Wajarlah, ketika berada di kampung neneknya, desa Laubuluh. Anisah sering diajak ke kebun oleh neneknya. Di sana ia bisa memetik buah-buahan sesuka hatinya. Kebun yang tidak seberapa luas itu dirawat dengan baik oleh sang nenek sehingga banyak tumbuhan dan buah-buahan yang ada di dalamnya. Ditambah lagi sayuran yang sangat disukai Anisah seperti daun singkong dan bayam.

Desa ini terletak di pedalaman dataran Tinggi Karo sekitar 70 kilometer dari Medan. Di kampung ini Anisah juga memiliki teman yang banyak serta ramah-ramah. Tidak seperti di kota yang serba individualis, yang mementingkan kepentingan sendiri.

Kalau di kampung, Anisah biasanya bermain dengan teman-teman sebayanya sepulang dari kebun di sekitar rumah neneknya. Anisah terlihat sangat senang ketika berada di desa bersama neneknya daripada bersama ibunya di kota.

Nini Biring, sapaan akrab nenek Anisah pun mencurahkan perhatian yang penuh kepada Anisah ketika Anisah berlibur di kampung. Dia memperlakukannya seperti anaknya sendiri. Anisah mendapatkan pendidikan kemasyarakatan dan sopan santun di desa. Ketika Anisah melakukan kebaikan, Nini Biring memberinya apresiasi dan penghargaan walaupun sebatas memberikan pujian yang sederhana dan mengatakan bahwa yang ia lakukan adalah baik dan perlu dilakukan terus menerus. Sebaliknya, ketika Anisah melakukan perbuatan yang tidak baik bahkan sekedar membiarkan ada temannya yang menangis karena terjatuh, Nini Biring langsung memberinya nasihat agar tidak segan-segan memberi pertolongan kepada orang yang membutuhkan.

Betapa besar kasih sayang Nini Biring kepada cucunya yang ia cintai itu. Ia mengajarkan cinta dan kasih sayang, pelajaran yang tidak pernah didapatkan Anisah di sekolah.

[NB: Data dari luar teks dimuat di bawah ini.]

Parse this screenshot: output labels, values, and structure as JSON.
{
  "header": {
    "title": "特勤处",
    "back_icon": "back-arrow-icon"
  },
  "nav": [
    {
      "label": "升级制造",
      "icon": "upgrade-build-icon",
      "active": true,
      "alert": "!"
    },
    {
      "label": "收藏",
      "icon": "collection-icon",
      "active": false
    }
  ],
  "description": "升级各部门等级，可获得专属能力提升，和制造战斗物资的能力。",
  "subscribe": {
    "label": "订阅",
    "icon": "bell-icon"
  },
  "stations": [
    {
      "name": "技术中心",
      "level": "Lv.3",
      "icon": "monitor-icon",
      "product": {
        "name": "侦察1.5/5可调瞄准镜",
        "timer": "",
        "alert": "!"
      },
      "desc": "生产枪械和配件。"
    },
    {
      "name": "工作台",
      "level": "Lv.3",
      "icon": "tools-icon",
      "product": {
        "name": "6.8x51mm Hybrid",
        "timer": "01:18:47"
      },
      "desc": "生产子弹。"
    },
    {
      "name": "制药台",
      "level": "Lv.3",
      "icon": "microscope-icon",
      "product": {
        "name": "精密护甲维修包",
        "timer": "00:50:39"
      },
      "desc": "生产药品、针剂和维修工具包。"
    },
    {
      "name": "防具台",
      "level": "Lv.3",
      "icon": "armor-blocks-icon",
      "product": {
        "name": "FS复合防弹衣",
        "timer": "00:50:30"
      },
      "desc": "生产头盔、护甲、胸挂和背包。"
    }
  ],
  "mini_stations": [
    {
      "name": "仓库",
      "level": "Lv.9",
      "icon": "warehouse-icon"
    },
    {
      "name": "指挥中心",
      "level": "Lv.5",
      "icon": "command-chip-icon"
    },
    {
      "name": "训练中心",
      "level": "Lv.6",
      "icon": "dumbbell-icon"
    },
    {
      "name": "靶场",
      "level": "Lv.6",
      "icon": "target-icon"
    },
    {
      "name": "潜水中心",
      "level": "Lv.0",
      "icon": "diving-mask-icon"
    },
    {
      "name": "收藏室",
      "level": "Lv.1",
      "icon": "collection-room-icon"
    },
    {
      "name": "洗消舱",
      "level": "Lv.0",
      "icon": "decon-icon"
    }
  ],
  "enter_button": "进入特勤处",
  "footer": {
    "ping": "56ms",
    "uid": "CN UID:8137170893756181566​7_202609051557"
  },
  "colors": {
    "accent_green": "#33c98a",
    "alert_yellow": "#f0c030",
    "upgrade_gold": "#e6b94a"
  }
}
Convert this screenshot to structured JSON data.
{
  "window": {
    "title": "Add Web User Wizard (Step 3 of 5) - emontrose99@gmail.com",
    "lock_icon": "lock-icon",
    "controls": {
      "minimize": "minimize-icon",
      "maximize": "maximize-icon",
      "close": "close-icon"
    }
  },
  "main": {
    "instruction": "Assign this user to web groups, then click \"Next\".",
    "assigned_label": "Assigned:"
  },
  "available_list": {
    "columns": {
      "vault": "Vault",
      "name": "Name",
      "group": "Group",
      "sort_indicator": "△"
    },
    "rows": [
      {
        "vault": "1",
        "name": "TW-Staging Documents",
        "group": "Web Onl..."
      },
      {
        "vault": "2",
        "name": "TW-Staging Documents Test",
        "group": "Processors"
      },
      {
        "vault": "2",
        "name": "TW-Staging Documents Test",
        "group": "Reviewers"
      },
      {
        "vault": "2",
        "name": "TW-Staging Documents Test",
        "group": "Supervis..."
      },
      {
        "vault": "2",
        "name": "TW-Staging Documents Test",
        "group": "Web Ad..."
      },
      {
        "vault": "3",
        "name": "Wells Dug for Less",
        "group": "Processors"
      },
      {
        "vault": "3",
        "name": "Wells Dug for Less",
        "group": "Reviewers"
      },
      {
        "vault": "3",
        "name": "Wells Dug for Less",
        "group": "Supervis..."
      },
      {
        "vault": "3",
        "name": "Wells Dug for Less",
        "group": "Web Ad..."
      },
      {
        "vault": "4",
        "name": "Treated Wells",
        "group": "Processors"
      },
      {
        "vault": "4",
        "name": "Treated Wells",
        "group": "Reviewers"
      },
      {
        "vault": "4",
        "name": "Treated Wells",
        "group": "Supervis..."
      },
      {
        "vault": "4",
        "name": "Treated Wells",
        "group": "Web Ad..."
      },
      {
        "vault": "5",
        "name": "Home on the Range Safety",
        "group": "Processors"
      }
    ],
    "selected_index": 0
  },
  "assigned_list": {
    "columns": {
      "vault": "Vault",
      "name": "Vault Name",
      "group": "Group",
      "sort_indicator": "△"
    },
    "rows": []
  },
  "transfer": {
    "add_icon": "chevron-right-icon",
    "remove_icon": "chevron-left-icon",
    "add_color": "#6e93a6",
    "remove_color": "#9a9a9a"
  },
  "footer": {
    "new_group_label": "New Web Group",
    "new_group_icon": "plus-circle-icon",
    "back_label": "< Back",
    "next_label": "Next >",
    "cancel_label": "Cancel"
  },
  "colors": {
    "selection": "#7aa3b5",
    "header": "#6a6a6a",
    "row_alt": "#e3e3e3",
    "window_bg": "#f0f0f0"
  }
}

Di sekolah ia hanya diajarkan penjumlahan atau pengurang, perkalian atau pembagian, benar atau salah. Sedangkan di rumah ia hanya diajarkan peraturan-peraturan yang membuat Anisah merasakan betapa sempit dunia ini, boleh ini boleh itu, tidak boleh begini tidak boleh begitu, jangan ini jangan itu, setelah ini kerjakan itu. Ia tak pernah mendapatkan pelajar kasih sayang bahkan dari keluarganya kecuali dari neneknya yang tinggal di kampung itu.

***

Tatapan lekat mamanya, membuat Anisah terdiam dan kembali melanjutkan menyantap roti yang ada di depannya dengan pelan-pelan. Roti yang begitu enak terasa pahit di lidahnya. Ia harus sembari meneguk susu agar roti itu bisa masuk ke lambungnya. Tatapannya kosong.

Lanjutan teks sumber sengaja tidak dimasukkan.